Daniel M. Rotroff, PhD
Daniel M. Rotroff, PhD, is an assistant staff member of the Lerner Research Institute with the Cleveland Clinic. Dr. Rostroff uses a wide-range of computational and experimental approaches to leverage 'omics' technologies and electronic health records (EHR) to investigate many aspects of precision medicine, such as biomarker or risk allele discovery for drug response and disease outcomes. Dr. Rotroff is a KL2 scholar and has received funding to develop methods that use genomic and clinical data to identify high-risk subtypes within type 2 diabetes. Other funded projects include the interaction of genomic, behavioral, and microbiome factors into a risk model for onset of chemotherapy-induced nausea and vomiting and the use of breath-based metabolomics as a screening tool for chronic liver diseases and hepatocellular carcinoma.
Frederick Schumacher, PhD
Frederick (Fred) Schumacher, PhD, is an associate professor in the Department of Population and Quantitative Health Sciences, with CWRU's School of Medicine. He also serves as the chair of the department's graduate program curriculum committee and serves on the department's PhD admissions committee. He also is the co-leader of the Cancer Prevention Control & Population Research Program, at the Case Comprehensive Cancer Center. As a genetic epidemiologist, Dr. Schumacher’s research interests are in three major areas: deciphering the inherited genetic architecture of complex traits; assessing the shared genetic etiology of complex phenotypes to elucidate the underlying biology; and determining the clinical impact of inherited variation.

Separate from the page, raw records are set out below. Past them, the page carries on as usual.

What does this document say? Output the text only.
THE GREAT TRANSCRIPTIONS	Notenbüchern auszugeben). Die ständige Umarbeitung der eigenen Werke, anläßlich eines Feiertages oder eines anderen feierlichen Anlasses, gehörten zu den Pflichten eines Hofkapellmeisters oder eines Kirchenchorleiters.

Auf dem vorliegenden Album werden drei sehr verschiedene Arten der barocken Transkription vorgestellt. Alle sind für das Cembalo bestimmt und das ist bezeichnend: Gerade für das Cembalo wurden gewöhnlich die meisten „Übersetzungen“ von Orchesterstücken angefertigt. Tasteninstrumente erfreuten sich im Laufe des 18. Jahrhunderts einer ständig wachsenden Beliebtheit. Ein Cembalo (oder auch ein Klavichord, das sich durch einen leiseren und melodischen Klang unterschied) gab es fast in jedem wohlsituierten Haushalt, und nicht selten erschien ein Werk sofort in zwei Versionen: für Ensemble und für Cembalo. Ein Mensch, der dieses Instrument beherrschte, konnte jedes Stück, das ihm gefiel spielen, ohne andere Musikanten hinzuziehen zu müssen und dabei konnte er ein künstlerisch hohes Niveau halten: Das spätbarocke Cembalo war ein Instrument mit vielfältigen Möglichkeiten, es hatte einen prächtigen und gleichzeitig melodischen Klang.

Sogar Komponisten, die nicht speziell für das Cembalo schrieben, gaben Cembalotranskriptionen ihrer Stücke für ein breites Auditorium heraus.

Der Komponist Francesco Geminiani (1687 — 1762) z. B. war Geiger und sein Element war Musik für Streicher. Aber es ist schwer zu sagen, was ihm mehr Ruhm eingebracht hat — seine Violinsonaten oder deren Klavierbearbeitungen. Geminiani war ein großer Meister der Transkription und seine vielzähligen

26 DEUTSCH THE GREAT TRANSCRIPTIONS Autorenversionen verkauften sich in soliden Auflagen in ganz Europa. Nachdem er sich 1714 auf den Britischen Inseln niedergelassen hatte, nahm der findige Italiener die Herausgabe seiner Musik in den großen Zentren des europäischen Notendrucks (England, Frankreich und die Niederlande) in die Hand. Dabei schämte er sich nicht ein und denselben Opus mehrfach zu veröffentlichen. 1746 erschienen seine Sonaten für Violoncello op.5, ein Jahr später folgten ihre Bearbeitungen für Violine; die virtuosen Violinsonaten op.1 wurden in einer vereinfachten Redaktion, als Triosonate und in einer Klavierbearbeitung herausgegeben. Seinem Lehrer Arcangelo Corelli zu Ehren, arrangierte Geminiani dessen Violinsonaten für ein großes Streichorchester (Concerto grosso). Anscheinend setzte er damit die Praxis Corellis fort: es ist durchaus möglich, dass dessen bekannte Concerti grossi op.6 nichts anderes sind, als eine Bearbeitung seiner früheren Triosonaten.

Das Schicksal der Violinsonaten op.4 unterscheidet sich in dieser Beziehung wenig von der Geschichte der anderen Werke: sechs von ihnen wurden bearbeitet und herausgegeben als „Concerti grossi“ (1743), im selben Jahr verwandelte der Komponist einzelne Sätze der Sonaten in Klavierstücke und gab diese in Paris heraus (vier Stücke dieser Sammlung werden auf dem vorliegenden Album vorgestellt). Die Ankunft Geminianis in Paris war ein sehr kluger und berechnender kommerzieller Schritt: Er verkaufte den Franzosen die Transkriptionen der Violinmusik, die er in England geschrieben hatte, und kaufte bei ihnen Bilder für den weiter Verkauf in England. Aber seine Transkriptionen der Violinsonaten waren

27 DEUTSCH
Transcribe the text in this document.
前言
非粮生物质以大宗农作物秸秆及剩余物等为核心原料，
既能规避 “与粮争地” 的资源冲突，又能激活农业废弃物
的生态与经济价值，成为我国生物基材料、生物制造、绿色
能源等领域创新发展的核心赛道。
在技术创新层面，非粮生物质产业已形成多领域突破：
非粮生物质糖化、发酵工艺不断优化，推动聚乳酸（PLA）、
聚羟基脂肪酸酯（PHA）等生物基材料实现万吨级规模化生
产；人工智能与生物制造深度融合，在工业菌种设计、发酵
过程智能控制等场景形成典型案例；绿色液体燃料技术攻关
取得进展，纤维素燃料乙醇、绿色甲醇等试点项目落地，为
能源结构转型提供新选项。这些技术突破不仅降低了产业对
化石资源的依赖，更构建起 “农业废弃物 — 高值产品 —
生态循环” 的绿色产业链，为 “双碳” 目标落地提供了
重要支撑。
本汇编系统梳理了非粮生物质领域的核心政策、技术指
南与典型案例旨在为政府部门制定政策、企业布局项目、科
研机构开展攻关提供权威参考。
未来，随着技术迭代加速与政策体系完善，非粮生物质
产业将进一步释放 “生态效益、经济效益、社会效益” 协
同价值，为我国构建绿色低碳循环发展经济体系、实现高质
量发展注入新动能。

His primary research focus is on cancer, particularly prostate cancer. He is an international leader in the study of the role of germline genetics in cancer susceptibility and progression. For more than a decade, he has led large multi-study consortia within and across cancers (i.e. Breast and Prostate Cancer Cohort Consortium, NCI GAME-ON, etc.). These consortia have enabled the discovery of cancer genetic risk factors, the generalizability of genetic effects among non-European ancestral populations, and the evaluative utility of genetics in cancer risk prediction.
Xiaofeng Zhu, PhD
Xiaofeng Zhu, PhD, is a professor in the Department of Population and Quantitative Health Sciences with CWRU's School of Medicine. Dr. Zhu has developed many statistical methods in the areas of association analysis, population stratification and admixture mapping, and has had extensive experience in the design and analysis of genetic studies over the past 20 years. He and his colleagues suggested using principal components to summarize the genetic background information provided by a set of independent markers, this information to be used in association mapping for both quantitative and qualitative traits. Together with his colleagues, he performed the first admixture mapping study using microsatellite markers.
His group has developed several novel statistical methods to identify rare variants, contributing to the understanding of phenotypic variations. His group also developed cross-phenotype association (CPASSOC) that can integrate association evidence from summary statistics of multiple traits, either correlated or independent, continuous or binary, coming from the same or different studies. He leads the Continental Origins and Genetic Epidemiology Network (COGENT) consortium, and has identified multiple loci associated with blood pressure traits in African-Ancestry population. He and his colleagues have also identified many genetic loci associated with sleep disorders.